Мои усилия по ведению войны руководствовались на боевых операциях, однако, воздействия политики на их течение были частью повседневности. Зачастую казалось, что эта политика мешала моджахедам вместо того, чтобы помогать им. Пакистанский министр иностранных дел, Шахибзада Якуб, участвовал в Женевских мирных переговорах между Пакистаном и Советским Союзом при посредничестве ООН. Он информировал вождей моджахедов о ходе переговоров, я однако был разочарован тем, что он повторял то, что и так было известно общественности и стояло в прессе. Он никогда не оказывал им доверие или когда-либо посвящал их в свои планы. Он не хотел обращать внимание даже на их точку зрения. Наше Министерство иностранных дел было решительно настроено заключить сделку, и предводители моджахедов ни при каких обстоятельствах не могли участвовать в переговорах. В конце 1986 года взаимное доверие и уважение между ними и нашим МИДом было на нуле. Как-то министр иностранных дел задал Хекматияру вопрос о его представлениях, как должен осуществляться вывод советских войск, тот ответил: "Для вывода Советам надо дать столько же времени, как и для входа в Афганистан, не более трех дней".
Предводители моджахедов считали что, что Советы должны были вести переговоры непосредственно с ними. Не могу себе представить, чтобы русские пошли на это в 1986 году, но наше Министерство иностранных дел было не готово к этому, и могло только возразить, что это невозможно, и добавляло также, что они никогда не пойдут на сотрудничество с дельцами Наджибуллы или Советов. Подобная сделка была бы обманом миллионов афганцев, наша борьба велась во имя Аллаха с целью создания исламского правительства в Кабуле. Даже президент Зия пытался успокоить (вождей партий - прим. перев. Д.К.) и ожидал от них большей политической дальновидности, предполагая, что им придется делить с коммунистами власть во временном правительстве на некоторое время, на что те, однако, не согласились. В этом вопросе афганцы были принципиально неуступчивы. В конце концов, я перестал слушать указания Шахибзада - они были слишком удручающими.
Генерал-майор Хамид Гуль заменил генерала Ахтара на его посту в ISI в апреле 1987 года, на котором он пробыл два года. До этого он был директором военной разведки в Ставке главного командования (GHQ), и я слышал много вещей о его профессионализме и силе характера. Оглядываясь назад, я симпатизирую ему. Он был обречен отвечать за серию неудач, которые, несмотря на выход советских войск из Афганистана, породили хаос послевоенного времени. В течение его службы в ISI военная победа вырвалась из его рук, и вместо нее он вынужден был довольствоваться патом.

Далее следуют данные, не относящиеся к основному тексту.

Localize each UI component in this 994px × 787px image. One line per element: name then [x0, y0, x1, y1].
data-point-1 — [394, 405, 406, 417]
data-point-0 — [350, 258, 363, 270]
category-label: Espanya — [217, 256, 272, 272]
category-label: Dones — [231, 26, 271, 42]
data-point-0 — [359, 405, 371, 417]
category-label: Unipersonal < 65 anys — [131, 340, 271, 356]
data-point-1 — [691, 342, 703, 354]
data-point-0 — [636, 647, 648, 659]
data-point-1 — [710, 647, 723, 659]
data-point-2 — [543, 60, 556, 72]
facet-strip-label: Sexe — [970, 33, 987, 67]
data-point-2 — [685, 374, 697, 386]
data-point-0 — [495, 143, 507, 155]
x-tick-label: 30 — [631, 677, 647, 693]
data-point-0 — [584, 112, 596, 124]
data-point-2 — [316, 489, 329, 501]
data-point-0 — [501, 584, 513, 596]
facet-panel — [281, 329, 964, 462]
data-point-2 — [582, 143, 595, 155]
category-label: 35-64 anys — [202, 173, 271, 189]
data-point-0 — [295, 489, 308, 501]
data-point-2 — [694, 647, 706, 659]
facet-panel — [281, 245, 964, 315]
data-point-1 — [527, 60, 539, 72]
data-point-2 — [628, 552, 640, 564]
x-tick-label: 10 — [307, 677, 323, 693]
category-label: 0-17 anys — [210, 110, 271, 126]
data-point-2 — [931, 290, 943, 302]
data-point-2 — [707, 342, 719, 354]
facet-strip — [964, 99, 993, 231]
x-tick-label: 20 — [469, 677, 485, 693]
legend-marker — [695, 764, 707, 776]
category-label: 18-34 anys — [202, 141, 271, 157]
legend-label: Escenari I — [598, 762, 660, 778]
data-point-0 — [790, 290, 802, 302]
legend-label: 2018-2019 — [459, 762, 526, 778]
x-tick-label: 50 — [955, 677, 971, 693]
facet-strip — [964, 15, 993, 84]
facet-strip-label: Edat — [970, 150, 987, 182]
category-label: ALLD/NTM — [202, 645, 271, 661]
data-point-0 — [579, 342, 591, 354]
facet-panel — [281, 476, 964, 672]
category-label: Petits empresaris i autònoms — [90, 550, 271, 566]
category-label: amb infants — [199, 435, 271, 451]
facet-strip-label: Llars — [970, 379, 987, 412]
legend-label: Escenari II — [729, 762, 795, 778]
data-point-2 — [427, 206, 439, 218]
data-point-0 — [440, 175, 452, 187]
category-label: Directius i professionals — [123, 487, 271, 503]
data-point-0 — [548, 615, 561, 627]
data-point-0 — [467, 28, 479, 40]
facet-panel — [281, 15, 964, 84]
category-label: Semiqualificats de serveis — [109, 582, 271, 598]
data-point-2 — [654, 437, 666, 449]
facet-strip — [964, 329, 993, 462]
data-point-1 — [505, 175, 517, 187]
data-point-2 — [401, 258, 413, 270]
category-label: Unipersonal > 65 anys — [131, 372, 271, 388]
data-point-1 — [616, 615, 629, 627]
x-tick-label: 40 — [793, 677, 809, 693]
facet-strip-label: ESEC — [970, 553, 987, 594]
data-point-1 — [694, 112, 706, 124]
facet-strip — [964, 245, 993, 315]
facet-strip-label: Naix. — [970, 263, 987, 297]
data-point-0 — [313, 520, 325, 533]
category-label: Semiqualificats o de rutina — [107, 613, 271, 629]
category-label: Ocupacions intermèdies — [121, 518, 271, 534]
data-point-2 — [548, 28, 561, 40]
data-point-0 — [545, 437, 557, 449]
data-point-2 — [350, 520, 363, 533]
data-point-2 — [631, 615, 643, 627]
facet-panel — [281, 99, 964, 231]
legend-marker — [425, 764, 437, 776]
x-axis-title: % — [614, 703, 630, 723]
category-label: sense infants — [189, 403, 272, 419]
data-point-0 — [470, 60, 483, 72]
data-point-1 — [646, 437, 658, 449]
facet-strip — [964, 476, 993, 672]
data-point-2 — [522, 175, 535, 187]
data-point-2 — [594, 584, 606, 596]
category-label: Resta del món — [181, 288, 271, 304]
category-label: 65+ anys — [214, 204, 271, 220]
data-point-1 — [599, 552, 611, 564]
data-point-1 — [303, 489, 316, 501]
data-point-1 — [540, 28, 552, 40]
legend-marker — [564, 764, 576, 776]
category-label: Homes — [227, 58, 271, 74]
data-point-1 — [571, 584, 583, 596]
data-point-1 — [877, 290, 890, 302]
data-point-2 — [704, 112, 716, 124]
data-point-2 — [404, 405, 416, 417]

Генерал Гуль стал новым инструментом и тотчас приступил к работе. Он так же, как и все, нуждался во времени, чтобы войти в курс дела, встретиться с лидерами партий. Он должен был начать с того, чтобы понять жизненный путь афганцев, и он должен был узнать, что было возможно и невозможно. Поначалу это иногда было очень трудно. Будучи военным бронетанковых войск, он ратовал за то, чтобы создать армию с резервом из мобильных ударных сил быстрого реагирования ("Task Force") т.е. вооруженных сил, которые могли оперативно прибыть в район конфликта, чтобы правильно использовать слабости противника и решить исход боя в свою пользу. Это было хорошей идеей, важной для успеха в обычной войне, а также была желательной в партизанской войне, которая, однако, была невозможной для моджахедов в Афганистане. В начале своей службы генерал Гуль не имел никакого или почти никакого понятия относительно связи между партиями и командирами, а также никаких представлений о том, насколько они на практике ухудшают боеспособность моджахедов. Он не понимал, что большинство командиров не допускали передвижения моджахедов других партий по своей территории, не говоря уже о разрешении проводить там операции крупными силами.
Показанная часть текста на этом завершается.